Dänemark macht es vor, dass es geht =  Durchschnittsvergütung des EEG-Mixes

Das EEG als Basis, eine neue Industrie entstehen zu lassen, war sicher gut und gut gemeint, man hätte aber wie in Dänemark marktwirtschaftliche Mechanismen der Preisfindung (welche Menge zu welcher Zeit zu welchem Kurs/Strompreis) einsetzen müssen. Und Dänemark fährt damit gut, was schon in den 70iger Jahren eingeführt wurde auf der Basis der Preisfindung eines Erneuerbaren-Energie-Mixes. Da geht es um eine Durchschnittsvergütung und diese ist in Dänemark wesentlich niedriger als in Deutschland. Und: dieses Modell wird mit nur circa 200 Mitarbeitern in Dänemark umgesetzt!

Wie kann man erneuerbare Energien kostengünstiger machen?

In Deutschland seien zu viele Interessen, wo jeder machen kann was er will, so mehrere Statements aus der Runde. Eine viel bessere Koordination ist notwendig. Freistellungsbescheide für manche energieintensive Industrien sei sinnvoll, so die Runde, da ansonsten eine Abwanderung droht (es gibt Unternehmen z.B. in der Stahlproduktion, Maschinenbau, Chemie, deren Energiekosten höher als die der Arbeitskosten sind), indes viele Ausnahmegenehmigungen nun wohl auch an Unternehmen gehen, die so nicht betroffen sind von den Energiekosten (Strom). Es gibt großen politischen Regelungsbedarf. Das sollte man aber – so Frau Prof. Kemfert europaweit machen und zudem neben dem reinen Energieverbrauch u.a. auch Standortfragen damit verbinden.

Eine zentrale Instanz mit nationaler Bedeutung sollte kommen:

Bundesministerium für Energie mit eigenem Staatssekretär

Das Grundproblem der Politik: Rahmendaten setzen aber auch kleinteilig umsetzen. Geht die Politik auf die Missstände ein oder lässt sie alles wie es ist?

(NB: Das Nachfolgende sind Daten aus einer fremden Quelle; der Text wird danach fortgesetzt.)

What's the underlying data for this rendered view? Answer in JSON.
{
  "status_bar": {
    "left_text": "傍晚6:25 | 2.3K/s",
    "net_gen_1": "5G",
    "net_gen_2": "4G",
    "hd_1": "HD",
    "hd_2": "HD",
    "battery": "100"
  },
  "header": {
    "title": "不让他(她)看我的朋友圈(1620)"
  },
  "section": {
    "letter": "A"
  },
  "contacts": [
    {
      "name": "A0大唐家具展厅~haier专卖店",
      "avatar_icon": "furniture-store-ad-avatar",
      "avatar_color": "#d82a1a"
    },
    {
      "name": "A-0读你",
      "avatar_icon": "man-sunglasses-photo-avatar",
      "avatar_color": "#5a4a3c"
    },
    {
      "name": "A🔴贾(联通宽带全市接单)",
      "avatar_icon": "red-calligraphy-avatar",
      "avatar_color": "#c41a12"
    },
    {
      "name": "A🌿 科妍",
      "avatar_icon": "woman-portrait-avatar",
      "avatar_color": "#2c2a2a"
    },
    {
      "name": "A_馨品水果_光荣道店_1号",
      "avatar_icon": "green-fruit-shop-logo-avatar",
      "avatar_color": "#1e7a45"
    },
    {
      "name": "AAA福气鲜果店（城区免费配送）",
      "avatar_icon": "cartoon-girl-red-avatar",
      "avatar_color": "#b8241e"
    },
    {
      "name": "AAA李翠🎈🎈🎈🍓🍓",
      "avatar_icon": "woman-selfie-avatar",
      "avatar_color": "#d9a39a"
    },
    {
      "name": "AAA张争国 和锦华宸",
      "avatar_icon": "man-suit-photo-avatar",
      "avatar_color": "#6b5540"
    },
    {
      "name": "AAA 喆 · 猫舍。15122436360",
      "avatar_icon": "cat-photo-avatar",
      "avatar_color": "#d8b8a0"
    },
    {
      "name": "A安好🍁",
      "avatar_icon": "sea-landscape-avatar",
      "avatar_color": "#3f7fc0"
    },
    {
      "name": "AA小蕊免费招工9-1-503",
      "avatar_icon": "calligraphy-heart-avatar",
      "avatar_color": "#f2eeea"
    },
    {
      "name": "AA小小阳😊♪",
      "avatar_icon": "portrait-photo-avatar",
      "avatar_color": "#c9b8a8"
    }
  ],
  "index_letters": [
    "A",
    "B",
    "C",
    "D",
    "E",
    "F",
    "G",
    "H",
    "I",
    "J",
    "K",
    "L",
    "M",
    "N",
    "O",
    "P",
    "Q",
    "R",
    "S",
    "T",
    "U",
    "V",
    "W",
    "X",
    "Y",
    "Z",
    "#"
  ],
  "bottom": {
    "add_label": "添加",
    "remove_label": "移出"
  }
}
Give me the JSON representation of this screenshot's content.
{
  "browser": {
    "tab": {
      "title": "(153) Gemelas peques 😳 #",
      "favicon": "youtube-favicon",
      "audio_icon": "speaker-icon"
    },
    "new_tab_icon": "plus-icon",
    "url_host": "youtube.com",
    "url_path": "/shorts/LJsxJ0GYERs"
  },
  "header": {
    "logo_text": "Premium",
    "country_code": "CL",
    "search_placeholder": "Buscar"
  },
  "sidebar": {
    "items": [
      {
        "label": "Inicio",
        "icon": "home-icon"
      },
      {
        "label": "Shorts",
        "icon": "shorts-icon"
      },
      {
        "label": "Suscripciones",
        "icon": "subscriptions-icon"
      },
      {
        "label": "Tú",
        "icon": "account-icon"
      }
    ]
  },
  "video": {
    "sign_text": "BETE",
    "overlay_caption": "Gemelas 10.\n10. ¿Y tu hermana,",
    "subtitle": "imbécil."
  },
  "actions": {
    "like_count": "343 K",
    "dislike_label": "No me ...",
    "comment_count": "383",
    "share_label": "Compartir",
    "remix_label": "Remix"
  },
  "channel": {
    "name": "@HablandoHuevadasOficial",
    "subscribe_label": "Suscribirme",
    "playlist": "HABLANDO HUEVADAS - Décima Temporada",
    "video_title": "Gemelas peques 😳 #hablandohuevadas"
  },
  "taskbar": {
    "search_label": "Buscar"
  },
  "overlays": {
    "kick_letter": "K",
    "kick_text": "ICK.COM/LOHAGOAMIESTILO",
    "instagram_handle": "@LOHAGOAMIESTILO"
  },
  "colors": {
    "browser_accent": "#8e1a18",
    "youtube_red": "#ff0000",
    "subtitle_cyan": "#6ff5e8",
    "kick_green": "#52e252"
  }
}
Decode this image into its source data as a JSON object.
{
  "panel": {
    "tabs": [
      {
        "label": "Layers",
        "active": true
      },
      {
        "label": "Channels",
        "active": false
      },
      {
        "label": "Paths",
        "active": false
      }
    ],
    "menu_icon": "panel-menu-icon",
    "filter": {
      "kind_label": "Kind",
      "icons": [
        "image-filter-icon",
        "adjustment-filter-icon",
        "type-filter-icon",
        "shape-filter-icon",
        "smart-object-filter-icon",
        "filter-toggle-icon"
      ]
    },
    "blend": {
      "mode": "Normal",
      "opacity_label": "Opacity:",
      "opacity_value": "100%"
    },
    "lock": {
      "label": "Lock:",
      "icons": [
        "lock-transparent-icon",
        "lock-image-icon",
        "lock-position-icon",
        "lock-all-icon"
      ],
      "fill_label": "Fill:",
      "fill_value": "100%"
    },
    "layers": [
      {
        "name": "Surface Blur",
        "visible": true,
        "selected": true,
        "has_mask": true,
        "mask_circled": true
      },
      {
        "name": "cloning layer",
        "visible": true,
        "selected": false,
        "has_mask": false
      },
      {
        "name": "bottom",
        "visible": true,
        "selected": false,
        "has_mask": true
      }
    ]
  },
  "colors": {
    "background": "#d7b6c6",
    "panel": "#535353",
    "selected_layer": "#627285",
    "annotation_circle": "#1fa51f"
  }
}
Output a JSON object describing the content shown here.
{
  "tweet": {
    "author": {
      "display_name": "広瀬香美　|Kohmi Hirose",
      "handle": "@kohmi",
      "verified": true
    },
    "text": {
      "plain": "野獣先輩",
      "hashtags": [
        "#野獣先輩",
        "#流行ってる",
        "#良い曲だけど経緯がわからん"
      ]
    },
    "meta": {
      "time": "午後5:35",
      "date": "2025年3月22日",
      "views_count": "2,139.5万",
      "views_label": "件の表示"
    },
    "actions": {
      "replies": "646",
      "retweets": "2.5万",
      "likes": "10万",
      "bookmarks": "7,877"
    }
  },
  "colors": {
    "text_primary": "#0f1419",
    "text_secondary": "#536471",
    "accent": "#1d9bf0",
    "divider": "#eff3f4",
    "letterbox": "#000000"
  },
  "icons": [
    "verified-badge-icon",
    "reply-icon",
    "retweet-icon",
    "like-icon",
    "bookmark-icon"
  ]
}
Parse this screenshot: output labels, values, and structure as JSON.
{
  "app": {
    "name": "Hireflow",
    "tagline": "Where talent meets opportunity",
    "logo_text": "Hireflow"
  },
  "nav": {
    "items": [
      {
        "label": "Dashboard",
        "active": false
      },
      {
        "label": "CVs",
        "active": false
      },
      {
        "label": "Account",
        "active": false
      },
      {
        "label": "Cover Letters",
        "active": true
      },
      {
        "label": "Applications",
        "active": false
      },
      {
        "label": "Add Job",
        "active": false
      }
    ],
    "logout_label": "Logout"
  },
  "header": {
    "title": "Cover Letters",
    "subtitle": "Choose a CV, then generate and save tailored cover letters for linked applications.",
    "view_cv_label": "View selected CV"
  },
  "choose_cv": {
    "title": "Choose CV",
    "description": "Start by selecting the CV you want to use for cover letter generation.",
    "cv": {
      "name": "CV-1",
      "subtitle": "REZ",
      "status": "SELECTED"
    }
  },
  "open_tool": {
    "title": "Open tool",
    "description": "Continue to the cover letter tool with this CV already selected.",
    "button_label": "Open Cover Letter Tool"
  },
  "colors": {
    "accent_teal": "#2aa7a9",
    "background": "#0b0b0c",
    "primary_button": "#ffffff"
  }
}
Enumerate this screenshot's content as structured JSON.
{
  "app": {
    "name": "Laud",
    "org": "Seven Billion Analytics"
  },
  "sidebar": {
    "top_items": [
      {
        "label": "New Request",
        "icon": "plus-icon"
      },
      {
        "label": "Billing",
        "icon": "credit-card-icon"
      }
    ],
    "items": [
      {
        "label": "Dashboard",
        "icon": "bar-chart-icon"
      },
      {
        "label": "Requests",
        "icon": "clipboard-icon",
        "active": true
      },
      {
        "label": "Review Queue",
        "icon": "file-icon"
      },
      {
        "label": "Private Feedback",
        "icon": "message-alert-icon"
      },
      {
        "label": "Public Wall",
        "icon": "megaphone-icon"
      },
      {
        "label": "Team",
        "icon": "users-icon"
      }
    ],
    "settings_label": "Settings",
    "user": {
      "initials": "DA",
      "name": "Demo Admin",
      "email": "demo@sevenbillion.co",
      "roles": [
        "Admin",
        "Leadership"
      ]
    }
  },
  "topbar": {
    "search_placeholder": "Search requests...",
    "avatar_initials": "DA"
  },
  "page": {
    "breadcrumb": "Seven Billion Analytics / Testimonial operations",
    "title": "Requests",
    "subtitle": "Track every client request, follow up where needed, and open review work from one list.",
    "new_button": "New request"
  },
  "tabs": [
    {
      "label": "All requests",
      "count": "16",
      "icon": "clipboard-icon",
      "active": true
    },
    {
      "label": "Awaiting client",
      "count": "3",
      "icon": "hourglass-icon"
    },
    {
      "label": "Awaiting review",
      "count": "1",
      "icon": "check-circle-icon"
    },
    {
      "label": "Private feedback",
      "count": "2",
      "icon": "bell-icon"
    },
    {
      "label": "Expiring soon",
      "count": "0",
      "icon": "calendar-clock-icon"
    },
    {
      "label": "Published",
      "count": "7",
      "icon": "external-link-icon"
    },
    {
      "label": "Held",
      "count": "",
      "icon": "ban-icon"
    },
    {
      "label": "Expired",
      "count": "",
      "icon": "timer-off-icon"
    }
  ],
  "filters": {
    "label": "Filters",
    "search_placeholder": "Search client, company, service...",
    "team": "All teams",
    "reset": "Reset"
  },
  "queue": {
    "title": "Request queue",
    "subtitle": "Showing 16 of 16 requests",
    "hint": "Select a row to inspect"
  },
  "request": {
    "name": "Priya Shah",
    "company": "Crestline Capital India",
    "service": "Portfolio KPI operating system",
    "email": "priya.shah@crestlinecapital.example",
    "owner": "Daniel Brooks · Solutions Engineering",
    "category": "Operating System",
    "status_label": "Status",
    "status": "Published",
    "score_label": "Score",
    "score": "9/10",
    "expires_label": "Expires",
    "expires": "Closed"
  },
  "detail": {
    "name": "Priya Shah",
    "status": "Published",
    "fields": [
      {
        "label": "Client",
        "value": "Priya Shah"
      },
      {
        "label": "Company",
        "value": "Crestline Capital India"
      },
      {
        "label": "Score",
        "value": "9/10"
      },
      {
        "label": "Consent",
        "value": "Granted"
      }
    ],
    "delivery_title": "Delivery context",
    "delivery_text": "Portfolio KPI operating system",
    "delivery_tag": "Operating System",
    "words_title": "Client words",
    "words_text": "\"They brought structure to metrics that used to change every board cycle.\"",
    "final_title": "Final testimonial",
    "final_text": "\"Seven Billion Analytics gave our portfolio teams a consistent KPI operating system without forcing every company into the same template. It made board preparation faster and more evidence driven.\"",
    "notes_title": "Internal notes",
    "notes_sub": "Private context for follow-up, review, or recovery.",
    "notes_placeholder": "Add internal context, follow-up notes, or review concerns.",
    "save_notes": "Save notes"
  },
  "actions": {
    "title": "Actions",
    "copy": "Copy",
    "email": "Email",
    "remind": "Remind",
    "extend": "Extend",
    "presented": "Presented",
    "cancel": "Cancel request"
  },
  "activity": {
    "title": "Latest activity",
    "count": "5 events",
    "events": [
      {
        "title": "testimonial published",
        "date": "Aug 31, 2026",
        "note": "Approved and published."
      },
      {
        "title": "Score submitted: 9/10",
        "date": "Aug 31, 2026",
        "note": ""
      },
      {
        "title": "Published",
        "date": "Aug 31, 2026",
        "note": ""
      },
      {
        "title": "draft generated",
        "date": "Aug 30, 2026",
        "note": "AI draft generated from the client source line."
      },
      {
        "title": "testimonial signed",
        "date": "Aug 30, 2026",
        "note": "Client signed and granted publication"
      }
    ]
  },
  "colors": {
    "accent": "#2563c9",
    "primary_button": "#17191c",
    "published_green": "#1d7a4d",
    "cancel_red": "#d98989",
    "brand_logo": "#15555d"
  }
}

Dr. Krawinckel sieht ein großes Problem darin, dass alle Bundesländer vor allem/nur die eigenen Interessen sehen. Bayern will viel Solarstromförderung, Schleswig-Hosltein den Wind ausbauen und Nordrhein-Westfalen günstigen Strom für die Industrie. Jeder hat „Spezialinteressen“, vieles klein-klein. Es gäbe kein Korrektiv, aber dieses sei die Basis für das Gelingen der Energiewende. Wie im Gesundheitssektor so sind da viele moralischen Verpflichtungen, indes es klar sein muss, dass man es nicht allen Recht machen kann. Da muss eine feste Planungssicherheit her und ein klar-definiertes, koordiniertes Vorgehen. Was nützt der viele Wind, wenn es keine Leitungen gibt, diesen Strom zum Verbraucher zu befördern ? Leitungen oberirdisch oder unterirdisch ? Kernkraft eventuell doch länger laufen. lassen ? Neue Kohlekraftwerke im Bau. Kurzum: da muss eine verantwortliche Instanz her, ein Bundesministerium für Energie. Die Bundesländer können dann da gerne „bestellen“, was sie energiepolitisch wünschen, sie müssen/sollten dies dann aber auch selber bezahlen. Dann käme da ein „förderlicher Druck“ rein, quasi als „heilsames Mittel“. Interessant von der Seite Greenpeace, Herr Breuer: Der schwarz-gelbe Atomausstieg könnte sogar effizienter sein in der Entwicklung als der rot-grüne Ausstieg. Ja, da sollte eine Instanz her, die die Gesamtverantwortung trägt und die Grundsätze der Aufgabenteilung festlegt. Forderung aus der Runde: Energieministerium mit nationaler Bedeutung und ein dafür einen eigenen Staatssekretär.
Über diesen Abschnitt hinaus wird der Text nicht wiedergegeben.